Лен и Исо оставались на своих местах, на расстоянии наблюдая за происходящим. Лену очень хотелось остаться незамеченным отчасти из-за украденного радио, отчасти ему неловко было осознавать, что они почти друзья, и он знает секрет мистера Хостеттера. Одним словом, встречаться с ним Лену не хотелось.
— Когда ты собираешься сделать это? — спросил Лен.
— Посмотрим.
Исо пристально наблюдал за фургоном. С тех пор, как мальчики нашли подход к радио, Исо странным образом изменился: стал замкнутым, почти избегал Лена, иногда даже не замечал его.
— Я пойду туда, — сказал однажды Исо, имея в виду Барторстаун, и с тех пор терпеливо ждал приезда Хостеттера.
Исо схватил Лена за руку, больно стиснув ее:
— Разве ты не хочешь пойти со мной?
Лен опустил голову. Он постоял с минуту молча, затем сказал:
— Нет, я не могу, — и отстранился от него, — не сейчас.
— Тогда в следующем году. Я расскажу ему о тебе.
— Посмотрим.
Исо хотел сказать что-то еще, но, казалось, не мог подобрать слов. Лен отошел. Он быстро поднимался по крутому берегу, вначале медленно, затем все быстрее и быстрее, почти бегом. По щекам текли горячие слезы, что-то внутри кричало: “Трус, трус, он уйдет в Барторстаун, а ты побоишься и навсегда останешься в этой дыре!” Лен ни разу не оглянулся.
Мистер Хостеттер провел в Пайперс Ране три дня. Это были самые тяжелые и долгие дни в жизни Лена.
“Ты еще не можешь уйти, — настойчиво твердил он себе. — Мать будет плакать, а отец винить себя, я не хочу делать родителей несчастными”. Но неотвязная мысль последовать за Исо не покидала Лена.
Обремененный своей тайной, Лен выполнял обычную работу спустя рукава. Он не отходил от дома, лес и поле больше не манили его. Мать принялась лечить его лавровым чаем. А Лен все время с напряжением прислушивался, не раздастся ли цокот копыт по дороге, он ждал, что приедет дядя Дэвид с вестью о пропаже Исо.
На третий день вечером он действительно услышал топот быстро приближающейся лошади. Лен как раз помогал матери мыть посуду. Было еще светло, на западе алел закат. Нервы Лена болезненно напряглись, и тарелки вдруг стали скользкими и непослушными. В воротах показалась тащившая повозку лошадь, затем — еще лошадь, и еще повозка, и еще. Во двор вышел отец, Лен последовал за ним, стараясь унять предательскую дрожь в коленках. Он ожидал одну повозку — дяди Дэвида, но три…
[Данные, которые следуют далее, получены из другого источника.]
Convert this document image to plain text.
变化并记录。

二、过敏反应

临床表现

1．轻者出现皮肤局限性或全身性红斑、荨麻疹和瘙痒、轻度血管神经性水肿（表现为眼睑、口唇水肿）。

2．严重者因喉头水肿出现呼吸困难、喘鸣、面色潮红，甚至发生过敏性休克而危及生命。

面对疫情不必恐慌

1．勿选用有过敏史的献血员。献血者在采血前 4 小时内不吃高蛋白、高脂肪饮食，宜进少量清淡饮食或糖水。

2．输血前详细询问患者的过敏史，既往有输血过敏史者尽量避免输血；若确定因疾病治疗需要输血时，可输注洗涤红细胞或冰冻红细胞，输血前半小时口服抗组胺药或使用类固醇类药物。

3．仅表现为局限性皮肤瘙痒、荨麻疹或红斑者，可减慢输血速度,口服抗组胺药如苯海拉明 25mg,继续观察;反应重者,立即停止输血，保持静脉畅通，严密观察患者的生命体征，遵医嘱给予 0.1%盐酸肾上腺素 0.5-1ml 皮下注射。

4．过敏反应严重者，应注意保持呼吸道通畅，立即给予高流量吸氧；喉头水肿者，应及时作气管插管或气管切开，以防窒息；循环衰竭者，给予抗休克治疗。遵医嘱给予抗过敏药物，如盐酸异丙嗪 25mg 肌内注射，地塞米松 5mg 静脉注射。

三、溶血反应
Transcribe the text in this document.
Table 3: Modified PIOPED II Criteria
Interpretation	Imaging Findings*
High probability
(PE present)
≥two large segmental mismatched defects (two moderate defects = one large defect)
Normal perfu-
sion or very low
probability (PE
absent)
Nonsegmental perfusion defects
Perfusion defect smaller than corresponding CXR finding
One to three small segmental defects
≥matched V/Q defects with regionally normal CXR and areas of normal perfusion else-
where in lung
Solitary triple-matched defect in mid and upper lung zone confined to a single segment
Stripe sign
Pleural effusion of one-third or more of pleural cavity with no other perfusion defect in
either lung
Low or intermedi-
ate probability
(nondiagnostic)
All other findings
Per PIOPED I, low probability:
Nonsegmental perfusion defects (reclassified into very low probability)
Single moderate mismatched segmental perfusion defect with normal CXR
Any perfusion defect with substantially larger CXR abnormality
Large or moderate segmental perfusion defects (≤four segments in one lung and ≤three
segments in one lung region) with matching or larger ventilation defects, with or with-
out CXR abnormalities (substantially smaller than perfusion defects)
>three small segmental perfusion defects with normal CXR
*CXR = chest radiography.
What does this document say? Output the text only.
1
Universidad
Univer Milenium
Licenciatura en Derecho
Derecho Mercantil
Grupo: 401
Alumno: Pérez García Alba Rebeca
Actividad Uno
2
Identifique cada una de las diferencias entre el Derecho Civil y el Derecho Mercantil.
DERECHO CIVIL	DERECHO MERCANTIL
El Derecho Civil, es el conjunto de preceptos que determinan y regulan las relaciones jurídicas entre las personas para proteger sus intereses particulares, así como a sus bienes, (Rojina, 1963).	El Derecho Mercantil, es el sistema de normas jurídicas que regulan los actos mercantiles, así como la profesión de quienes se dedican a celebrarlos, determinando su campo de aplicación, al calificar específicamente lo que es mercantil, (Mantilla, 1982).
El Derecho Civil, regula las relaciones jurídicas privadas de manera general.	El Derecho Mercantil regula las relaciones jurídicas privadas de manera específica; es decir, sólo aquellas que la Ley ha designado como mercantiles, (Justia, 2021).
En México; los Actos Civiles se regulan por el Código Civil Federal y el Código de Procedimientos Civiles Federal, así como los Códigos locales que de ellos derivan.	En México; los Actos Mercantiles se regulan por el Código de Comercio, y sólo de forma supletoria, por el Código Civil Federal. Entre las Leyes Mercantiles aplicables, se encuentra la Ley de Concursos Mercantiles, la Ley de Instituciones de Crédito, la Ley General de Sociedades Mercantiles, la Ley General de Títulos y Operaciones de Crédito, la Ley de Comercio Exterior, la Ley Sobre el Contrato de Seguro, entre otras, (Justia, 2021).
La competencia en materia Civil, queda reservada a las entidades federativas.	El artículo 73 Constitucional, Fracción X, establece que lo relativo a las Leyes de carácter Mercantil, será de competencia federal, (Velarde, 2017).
Все в порядке, дядя Дэвид здесь. Он сидел в своей повозке вместе с Исо. Рядом с ним был мистер Харкнис. Во второй повозке сидели мистер Хостеттер, мистер Нордхолт и мистер Клут. В третьей — мистер Фенвэй с мистером Глессером.
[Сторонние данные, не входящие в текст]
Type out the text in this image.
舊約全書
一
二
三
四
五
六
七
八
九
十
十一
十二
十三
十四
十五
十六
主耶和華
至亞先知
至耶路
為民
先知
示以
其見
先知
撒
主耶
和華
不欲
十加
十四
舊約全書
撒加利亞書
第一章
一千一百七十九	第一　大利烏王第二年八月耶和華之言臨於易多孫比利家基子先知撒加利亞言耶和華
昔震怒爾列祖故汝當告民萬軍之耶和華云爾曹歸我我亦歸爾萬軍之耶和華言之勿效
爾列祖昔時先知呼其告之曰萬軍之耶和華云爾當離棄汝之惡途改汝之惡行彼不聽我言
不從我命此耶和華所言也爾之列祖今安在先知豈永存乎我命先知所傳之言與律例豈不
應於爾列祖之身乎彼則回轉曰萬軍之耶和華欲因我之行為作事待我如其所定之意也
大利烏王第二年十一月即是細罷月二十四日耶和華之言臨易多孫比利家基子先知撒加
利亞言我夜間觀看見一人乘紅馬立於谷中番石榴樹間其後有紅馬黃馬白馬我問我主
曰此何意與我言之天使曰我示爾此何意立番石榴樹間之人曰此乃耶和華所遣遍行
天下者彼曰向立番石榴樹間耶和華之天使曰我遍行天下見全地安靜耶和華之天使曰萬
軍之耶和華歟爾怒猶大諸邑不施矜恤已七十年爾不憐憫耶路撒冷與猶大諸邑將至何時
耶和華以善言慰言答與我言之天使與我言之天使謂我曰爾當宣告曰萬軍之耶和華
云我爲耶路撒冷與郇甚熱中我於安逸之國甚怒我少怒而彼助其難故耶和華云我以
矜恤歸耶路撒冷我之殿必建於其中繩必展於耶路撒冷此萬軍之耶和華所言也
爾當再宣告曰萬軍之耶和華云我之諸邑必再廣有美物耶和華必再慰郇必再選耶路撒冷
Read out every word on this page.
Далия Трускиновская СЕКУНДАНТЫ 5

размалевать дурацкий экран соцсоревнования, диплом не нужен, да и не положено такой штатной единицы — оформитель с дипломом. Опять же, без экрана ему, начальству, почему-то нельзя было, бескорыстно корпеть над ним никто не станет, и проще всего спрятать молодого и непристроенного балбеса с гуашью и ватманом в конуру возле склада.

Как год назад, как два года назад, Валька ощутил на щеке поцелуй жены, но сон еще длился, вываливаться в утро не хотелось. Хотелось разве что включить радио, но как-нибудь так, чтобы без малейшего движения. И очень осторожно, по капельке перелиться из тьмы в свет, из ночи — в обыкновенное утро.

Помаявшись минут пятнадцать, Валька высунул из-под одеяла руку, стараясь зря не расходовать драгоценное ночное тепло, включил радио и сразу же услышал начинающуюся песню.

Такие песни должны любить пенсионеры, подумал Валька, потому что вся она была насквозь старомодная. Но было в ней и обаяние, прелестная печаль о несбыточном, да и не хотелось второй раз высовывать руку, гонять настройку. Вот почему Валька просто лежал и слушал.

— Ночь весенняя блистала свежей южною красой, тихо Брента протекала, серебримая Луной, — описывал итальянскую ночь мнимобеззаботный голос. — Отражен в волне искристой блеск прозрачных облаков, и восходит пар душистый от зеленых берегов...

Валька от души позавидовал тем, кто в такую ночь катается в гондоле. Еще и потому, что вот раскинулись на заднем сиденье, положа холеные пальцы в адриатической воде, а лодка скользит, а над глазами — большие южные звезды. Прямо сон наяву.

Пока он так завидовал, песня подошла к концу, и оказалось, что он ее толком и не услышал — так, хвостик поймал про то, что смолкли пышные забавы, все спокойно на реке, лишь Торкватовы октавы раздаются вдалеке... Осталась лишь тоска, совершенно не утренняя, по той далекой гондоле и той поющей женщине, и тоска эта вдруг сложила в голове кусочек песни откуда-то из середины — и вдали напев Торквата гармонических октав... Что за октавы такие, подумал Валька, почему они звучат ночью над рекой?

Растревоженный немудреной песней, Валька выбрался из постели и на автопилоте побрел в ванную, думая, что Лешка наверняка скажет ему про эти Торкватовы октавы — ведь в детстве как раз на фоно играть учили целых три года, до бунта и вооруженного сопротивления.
Дядя Дэвид слез с повозки и подошел к отцу, который уже спешил навстречу. За ним последовали мистер Хостеттер, мистер Нордхолт и мистер Глессер. Исо не пошевелился и даже не поднял головы. Мистер Харкнис пристально изучал Лена, все еще стоявшего в дверях, и взгляд его был злым и угрожающим. На какое-то мгновение Лен встретился с ним глазами, но тут же потупился. Ему страшно хотелось скрыться, но он знал, что это бесполезно.
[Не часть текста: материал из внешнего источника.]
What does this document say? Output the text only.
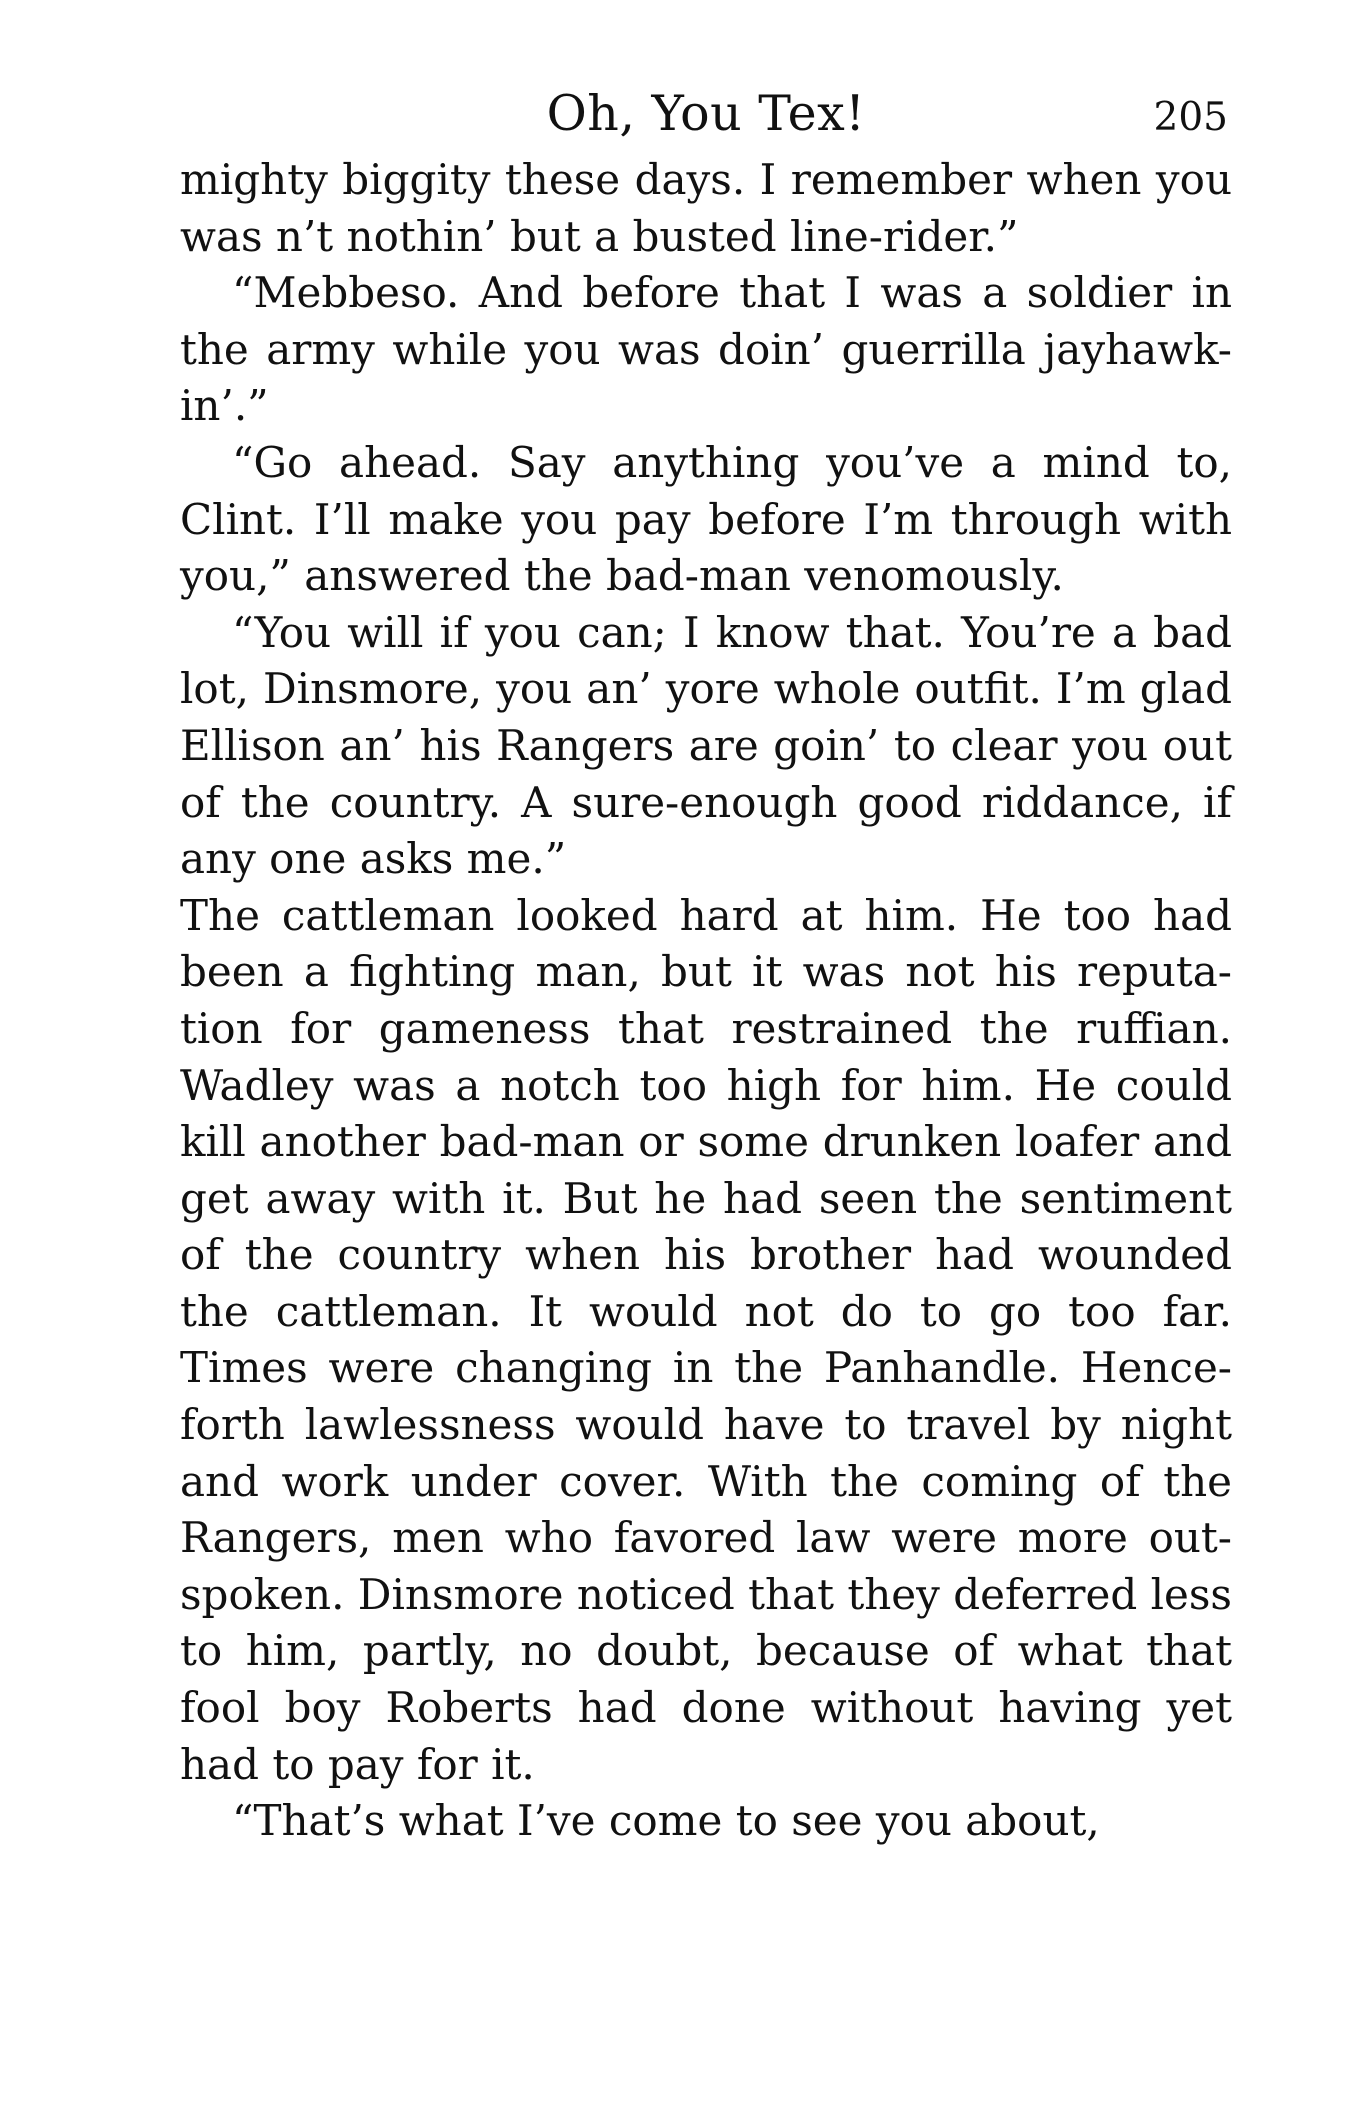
Oh, You Tex!	205

mighty biggity these days. I remember when you was n’t nothin’ but a busted line-rider.”

“Mebbeso. And before that I was a soldier in the army while you was doin’ guerrilla jayhawk-in’.”

“Go ahead. Say anything you’ve a mind to, Clint. I’ll make you pay before I’m through with you,” answered the bad-man venomously.

“You will if you can; I know that. You’re a bad lot, Dinsmore, you an’ yore whole outfit. I’m glad Ellison an’ his Rangers are goin’ to clear you out of the country. A sure-enough good riddance, if any one asks me.”

The cattleman looked hard at him. He too had been a fighting man, but it was not his reputa-tion for gameness that restrained the ruffian. Wadley was a notch too high for him. He could kill another bad-man or some drunken loafer and get away with it. But he had seen the sentiment of the country when his brother had wounded the cattleman. It would not do to go too far. Times were changing in the Panhandle. Hence-forth lawlessness would have to travel by night and work under cover. With the coming of the Rangers, men who favored law were more out-spoken. Dinsmore noticed that they deferred less to him, partly, no doubt, because of what that fool boy Roberts had done without having yet had to pay for it.

“That’s what I’ve come to see you about,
Все мужчины подошли к повозке дяди Дэвида, который что-то говорил Исо. Тот пристально рассматривал свои руки, не поднимая головы и не проронив ни слова.
— Он не хочет с нами разговаривать, — сказал мистер Нордхолт. — Те слова просто вырвались у него.
Отец обернулся и кивнул Лену:
— Поди-ка сюда.
Лен медленно приблизился. Он не мог заставить себя поднять голову и посмотреть отцу в лицо.
— Лен.
— Да, сэр.
— Это правда, что у вас есть радио?
— Да, сэр.
— Это правда, что вы украли книги и прочитали их? Это правда, что вы не поставили в известность мистера Нордхолта, хотя вас предупреждали? И наконец, ты знал, что собирается делать Исо, но не сказал ни мне, ни дяде Дэвиду?
Лен вздохнул. Устало, как больной, старый, усталый человек, он поднял голову и с трудом выдавил из себя:
— Да, сэр, все это правда.
Лицо отца казалось высеченным из камня.
— Замечательно, — только и смог сказать он.
— Можешь поехать с нами, — обратился к нему Глессер. — Побереги свою упряжку для более важных дел.
— Ладно, — отозвался отец, холодно взглянув на Лена, что означало: “Следуй за мной”.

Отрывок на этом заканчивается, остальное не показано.